Secondly, the same rabbis insisted on maintaining good relations with non-Jews and instituted a halachic principle of Eyvah, avoiding enmity (Tosfot, Avodah Zara 2a), and Darkei Shalom, encouraging peaceful coexistence (Gittin 61a). These principles superseded those laws that gave preferential treatment to members of a self-ruling Jewish community. Indeed the great Chafetz Chaim said that this alone made killing anyone outside of Judaism the worst kind of crime.

Thirdly, they accorded equal civil rights to any non-Jew accepting the seven Noachide commandments of very basic moral obligations, even where the conditions for the egalitarian Biblical law of the Ger Toshav (a non-Jew living amongst Jews) had not been met.

Fourthly, medieval and early modern rabbis like the Maharal, Rav Lowe of Prague, drew a very definite distinction between idol worshippers (in the ancient sense of people who had no moral or civil constraints, but acted solely on the basis of pagan commands mediated by magicians, pagan priests, and random chance), and, on the other hand, those non-Jews “constrained by moral and legal codes” (Meiri, Bava Kama 113b).

It is true to say that when Christianity and Islam began to claim superiority and imposed exclusionary laws on us and persecuted us, Jewish self-protection responded by asserting its primacy over persecutors. Any civil distinction between Jew and non-Jew was only relevant as a protective measure and only when we ourselves were discriminated against first. The preference they gave to fellow Jews were no different than the rights any citizen might have had then or now over citizens of other countries or cultures.

Self-defense remains, to this day, the one area where killing is halachically allowed. But this applies Jews just as much as non-Jews. Besides, no one suggests you may generalize halachically and assume everyone of any group or nationality either hates you or wants to kill you. And one is still constrained by the Law of the Land, even in Israel.

In Israel today, of course, there is a unique political dimension. And Torat HaMelech is an overtly political tract, not a genuine legal opinion.
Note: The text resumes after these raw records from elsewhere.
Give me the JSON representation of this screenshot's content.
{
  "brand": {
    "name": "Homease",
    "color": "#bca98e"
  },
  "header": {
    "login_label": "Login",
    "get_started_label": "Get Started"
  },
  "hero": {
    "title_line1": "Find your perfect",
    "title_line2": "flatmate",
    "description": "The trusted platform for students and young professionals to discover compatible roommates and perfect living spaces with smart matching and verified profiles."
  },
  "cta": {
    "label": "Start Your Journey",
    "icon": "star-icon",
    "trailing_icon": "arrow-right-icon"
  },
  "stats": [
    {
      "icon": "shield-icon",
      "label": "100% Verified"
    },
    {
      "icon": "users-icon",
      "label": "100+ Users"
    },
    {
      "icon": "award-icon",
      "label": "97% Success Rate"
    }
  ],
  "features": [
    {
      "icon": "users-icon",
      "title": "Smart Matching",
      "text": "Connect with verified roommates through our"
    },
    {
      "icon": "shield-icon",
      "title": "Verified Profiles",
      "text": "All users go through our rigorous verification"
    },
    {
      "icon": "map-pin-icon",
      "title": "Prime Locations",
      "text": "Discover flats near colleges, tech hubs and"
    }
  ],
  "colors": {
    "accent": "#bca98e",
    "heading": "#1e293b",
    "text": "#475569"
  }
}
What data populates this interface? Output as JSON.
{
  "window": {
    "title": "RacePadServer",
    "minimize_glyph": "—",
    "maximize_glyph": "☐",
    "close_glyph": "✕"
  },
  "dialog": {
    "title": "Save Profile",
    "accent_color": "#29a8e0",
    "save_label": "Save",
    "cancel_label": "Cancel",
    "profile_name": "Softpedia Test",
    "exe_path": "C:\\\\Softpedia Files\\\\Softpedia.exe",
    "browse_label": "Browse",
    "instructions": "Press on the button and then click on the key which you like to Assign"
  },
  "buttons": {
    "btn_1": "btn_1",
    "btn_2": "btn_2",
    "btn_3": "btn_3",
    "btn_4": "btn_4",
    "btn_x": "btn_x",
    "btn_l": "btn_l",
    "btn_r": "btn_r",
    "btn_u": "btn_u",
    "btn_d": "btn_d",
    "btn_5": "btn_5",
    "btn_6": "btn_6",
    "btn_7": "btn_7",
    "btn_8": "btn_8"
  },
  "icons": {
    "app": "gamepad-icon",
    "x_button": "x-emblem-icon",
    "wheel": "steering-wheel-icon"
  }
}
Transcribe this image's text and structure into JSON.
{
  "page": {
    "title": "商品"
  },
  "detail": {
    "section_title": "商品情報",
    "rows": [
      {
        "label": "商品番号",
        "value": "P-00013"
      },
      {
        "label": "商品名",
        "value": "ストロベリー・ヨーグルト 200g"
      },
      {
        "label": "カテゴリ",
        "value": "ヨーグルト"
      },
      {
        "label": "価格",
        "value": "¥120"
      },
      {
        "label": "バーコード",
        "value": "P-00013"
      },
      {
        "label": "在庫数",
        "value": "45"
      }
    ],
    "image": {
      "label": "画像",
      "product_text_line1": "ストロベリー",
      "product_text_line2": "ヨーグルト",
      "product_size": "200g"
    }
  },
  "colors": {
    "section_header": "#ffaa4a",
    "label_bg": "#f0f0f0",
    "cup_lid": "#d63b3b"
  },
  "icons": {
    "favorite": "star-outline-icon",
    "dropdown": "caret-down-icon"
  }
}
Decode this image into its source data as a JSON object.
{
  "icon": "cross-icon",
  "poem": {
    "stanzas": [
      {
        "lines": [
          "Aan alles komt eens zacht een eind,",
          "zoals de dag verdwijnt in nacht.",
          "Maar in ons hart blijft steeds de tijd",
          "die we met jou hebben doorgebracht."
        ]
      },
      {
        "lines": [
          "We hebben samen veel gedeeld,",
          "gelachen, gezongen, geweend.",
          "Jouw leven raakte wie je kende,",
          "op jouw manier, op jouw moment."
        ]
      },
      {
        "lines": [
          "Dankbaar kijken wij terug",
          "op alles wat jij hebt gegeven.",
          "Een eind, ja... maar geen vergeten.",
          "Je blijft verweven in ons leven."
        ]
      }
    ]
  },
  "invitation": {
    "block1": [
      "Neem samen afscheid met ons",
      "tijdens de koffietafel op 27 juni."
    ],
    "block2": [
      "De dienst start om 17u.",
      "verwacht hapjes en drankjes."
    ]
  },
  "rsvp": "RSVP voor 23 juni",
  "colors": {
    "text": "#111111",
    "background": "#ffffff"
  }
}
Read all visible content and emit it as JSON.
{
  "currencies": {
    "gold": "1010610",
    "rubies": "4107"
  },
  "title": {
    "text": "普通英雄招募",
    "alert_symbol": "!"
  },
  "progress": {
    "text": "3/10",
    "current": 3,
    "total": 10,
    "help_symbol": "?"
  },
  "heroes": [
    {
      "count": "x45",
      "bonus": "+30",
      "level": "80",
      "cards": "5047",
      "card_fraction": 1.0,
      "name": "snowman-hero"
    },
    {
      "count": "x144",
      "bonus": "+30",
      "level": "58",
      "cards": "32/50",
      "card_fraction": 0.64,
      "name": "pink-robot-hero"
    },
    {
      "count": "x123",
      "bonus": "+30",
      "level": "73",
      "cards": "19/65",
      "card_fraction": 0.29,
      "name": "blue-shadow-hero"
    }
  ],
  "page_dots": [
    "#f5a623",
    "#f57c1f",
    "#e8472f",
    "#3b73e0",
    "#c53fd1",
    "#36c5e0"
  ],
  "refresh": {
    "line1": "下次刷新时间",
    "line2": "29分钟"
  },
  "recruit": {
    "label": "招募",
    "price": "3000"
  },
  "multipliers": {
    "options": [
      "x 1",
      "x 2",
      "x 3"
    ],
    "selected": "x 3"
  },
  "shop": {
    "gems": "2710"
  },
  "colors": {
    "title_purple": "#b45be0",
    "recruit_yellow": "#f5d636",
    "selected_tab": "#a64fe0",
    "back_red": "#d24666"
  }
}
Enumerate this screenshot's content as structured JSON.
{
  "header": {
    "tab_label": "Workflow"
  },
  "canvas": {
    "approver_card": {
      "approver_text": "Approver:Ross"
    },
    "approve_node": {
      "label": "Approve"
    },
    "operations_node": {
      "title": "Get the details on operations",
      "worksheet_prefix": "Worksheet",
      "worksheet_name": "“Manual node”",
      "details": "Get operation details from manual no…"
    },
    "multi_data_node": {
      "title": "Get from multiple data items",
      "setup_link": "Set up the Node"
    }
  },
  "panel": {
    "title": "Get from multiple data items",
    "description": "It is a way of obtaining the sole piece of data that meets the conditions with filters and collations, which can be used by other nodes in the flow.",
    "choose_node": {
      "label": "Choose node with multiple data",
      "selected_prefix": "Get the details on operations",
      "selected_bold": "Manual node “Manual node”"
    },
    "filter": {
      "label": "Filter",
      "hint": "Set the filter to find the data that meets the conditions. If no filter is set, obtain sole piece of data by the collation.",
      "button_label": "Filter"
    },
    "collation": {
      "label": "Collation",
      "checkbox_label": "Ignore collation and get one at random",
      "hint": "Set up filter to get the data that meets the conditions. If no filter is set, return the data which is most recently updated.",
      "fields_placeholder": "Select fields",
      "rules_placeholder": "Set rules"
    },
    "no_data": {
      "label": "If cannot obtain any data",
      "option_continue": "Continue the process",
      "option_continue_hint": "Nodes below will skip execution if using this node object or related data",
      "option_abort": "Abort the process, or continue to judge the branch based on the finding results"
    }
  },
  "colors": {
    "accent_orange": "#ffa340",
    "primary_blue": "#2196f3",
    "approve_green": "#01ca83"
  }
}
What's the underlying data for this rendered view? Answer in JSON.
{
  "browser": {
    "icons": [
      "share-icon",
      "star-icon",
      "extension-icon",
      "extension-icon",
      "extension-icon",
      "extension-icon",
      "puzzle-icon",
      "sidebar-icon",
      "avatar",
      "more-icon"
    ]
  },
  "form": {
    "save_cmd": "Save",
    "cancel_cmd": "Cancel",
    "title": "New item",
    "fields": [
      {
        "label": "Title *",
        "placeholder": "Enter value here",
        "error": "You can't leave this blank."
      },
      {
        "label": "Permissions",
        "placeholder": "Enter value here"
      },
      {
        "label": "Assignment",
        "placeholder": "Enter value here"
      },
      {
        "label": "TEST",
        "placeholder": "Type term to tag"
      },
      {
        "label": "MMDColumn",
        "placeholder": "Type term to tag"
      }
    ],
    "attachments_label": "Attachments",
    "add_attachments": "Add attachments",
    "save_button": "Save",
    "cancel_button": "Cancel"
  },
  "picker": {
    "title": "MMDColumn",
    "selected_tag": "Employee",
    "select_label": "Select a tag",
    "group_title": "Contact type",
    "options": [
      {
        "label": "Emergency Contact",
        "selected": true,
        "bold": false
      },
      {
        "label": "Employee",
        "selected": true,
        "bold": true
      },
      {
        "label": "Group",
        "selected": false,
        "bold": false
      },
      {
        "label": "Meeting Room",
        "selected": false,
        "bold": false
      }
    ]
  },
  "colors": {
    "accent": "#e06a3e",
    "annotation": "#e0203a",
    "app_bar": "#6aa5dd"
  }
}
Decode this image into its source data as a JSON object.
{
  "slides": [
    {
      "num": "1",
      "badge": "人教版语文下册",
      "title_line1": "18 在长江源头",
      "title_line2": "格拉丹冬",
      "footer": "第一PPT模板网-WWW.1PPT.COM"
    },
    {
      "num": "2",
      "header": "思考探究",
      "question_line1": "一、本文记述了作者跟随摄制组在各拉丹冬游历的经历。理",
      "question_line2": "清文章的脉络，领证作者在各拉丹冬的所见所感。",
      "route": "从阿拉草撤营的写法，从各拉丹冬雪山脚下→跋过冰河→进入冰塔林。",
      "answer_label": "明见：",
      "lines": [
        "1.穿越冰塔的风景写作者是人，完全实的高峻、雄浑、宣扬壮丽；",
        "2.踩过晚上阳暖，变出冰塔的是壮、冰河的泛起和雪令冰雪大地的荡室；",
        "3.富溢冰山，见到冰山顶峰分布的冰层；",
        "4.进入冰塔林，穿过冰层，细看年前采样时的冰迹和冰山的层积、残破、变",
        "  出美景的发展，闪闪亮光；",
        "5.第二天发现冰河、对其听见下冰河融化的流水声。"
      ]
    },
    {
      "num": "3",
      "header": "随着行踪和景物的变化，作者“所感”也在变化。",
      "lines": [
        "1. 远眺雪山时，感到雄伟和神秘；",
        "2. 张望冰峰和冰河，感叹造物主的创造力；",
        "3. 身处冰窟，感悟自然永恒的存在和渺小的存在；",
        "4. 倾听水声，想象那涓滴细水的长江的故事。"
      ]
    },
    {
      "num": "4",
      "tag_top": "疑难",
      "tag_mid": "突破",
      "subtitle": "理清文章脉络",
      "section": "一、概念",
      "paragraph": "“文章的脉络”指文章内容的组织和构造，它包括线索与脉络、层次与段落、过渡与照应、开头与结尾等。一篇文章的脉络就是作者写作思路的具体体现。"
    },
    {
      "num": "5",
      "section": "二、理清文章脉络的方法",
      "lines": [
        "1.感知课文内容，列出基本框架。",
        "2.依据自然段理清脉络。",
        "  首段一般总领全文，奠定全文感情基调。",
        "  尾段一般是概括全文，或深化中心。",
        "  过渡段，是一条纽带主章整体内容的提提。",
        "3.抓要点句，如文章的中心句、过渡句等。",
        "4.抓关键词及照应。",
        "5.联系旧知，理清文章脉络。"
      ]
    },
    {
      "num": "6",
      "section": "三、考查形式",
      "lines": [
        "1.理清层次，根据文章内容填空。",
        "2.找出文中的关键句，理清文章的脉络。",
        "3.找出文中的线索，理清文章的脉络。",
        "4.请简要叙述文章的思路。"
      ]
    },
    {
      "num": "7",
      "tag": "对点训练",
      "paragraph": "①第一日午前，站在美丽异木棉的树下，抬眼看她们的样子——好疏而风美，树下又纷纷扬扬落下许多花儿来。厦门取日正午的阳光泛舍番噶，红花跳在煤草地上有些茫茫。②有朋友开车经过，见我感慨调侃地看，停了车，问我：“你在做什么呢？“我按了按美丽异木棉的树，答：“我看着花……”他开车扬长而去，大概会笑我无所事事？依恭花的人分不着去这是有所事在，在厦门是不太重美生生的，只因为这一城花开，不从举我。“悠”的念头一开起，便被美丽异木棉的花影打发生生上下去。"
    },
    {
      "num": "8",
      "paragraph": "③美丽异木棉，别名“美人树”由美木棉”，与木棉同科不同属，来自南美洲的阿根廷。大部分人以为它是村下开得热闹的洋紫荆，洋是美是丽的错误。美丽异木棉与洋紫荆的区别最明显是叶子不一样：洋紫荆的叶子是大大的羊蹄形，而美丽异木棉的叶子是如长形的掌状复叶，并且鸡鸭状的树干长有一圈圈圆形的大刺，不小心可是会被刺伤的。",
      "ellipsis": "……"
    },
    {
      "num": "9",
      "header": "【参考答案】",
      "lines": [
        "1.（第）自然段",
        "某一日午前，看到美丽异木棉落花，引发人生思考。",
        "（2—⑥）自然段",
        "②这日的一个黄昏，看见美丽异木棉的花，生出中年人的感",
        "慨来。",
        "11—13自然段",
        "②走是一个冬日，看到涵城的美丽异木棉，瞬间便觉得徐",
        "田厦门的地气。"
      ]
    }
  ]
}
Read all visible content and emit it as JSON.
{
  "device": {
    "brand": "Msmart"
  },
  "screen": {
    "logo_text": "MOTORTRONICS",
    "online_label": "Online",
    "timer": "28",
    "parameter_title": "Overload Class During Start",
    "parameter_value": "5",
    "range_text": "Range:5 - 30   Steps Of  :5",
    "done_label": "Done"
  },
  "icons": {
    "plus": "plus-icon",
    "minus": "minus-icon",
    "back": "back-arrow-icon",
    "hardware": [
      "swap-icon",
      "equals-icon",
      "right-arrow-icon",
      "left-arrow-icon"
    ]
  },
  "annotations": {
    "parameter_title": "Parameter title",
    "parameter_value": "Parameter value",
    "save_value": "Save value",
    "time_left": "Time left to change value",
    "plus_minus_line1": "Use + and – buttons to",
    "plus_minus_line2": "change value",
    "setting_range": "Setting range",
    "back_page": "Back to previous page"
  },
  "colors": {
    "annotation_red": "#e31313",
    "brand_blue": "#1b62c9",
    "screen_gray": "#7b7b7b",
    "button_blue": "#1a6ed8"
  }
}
That is why not one acknowledged giant in the Charedi world supports it, any more than under the worst excesses of Christian and Muslim persecution no authority justified gratuitous killing of anyone pagan or otherwise.

I pray that we remain strong enough to protect ourselves against our declared enemies of whatever age. But I also pray that we do not bring ourselves down to their level, and above all that we do not twist and distort our tradition to validate inhumanity against anyone. As we are now in the three weeks of mourning that lead up to the Ninth of Av, we should be reminded that twice our moral shortcomings led to the loss of a Jewish state.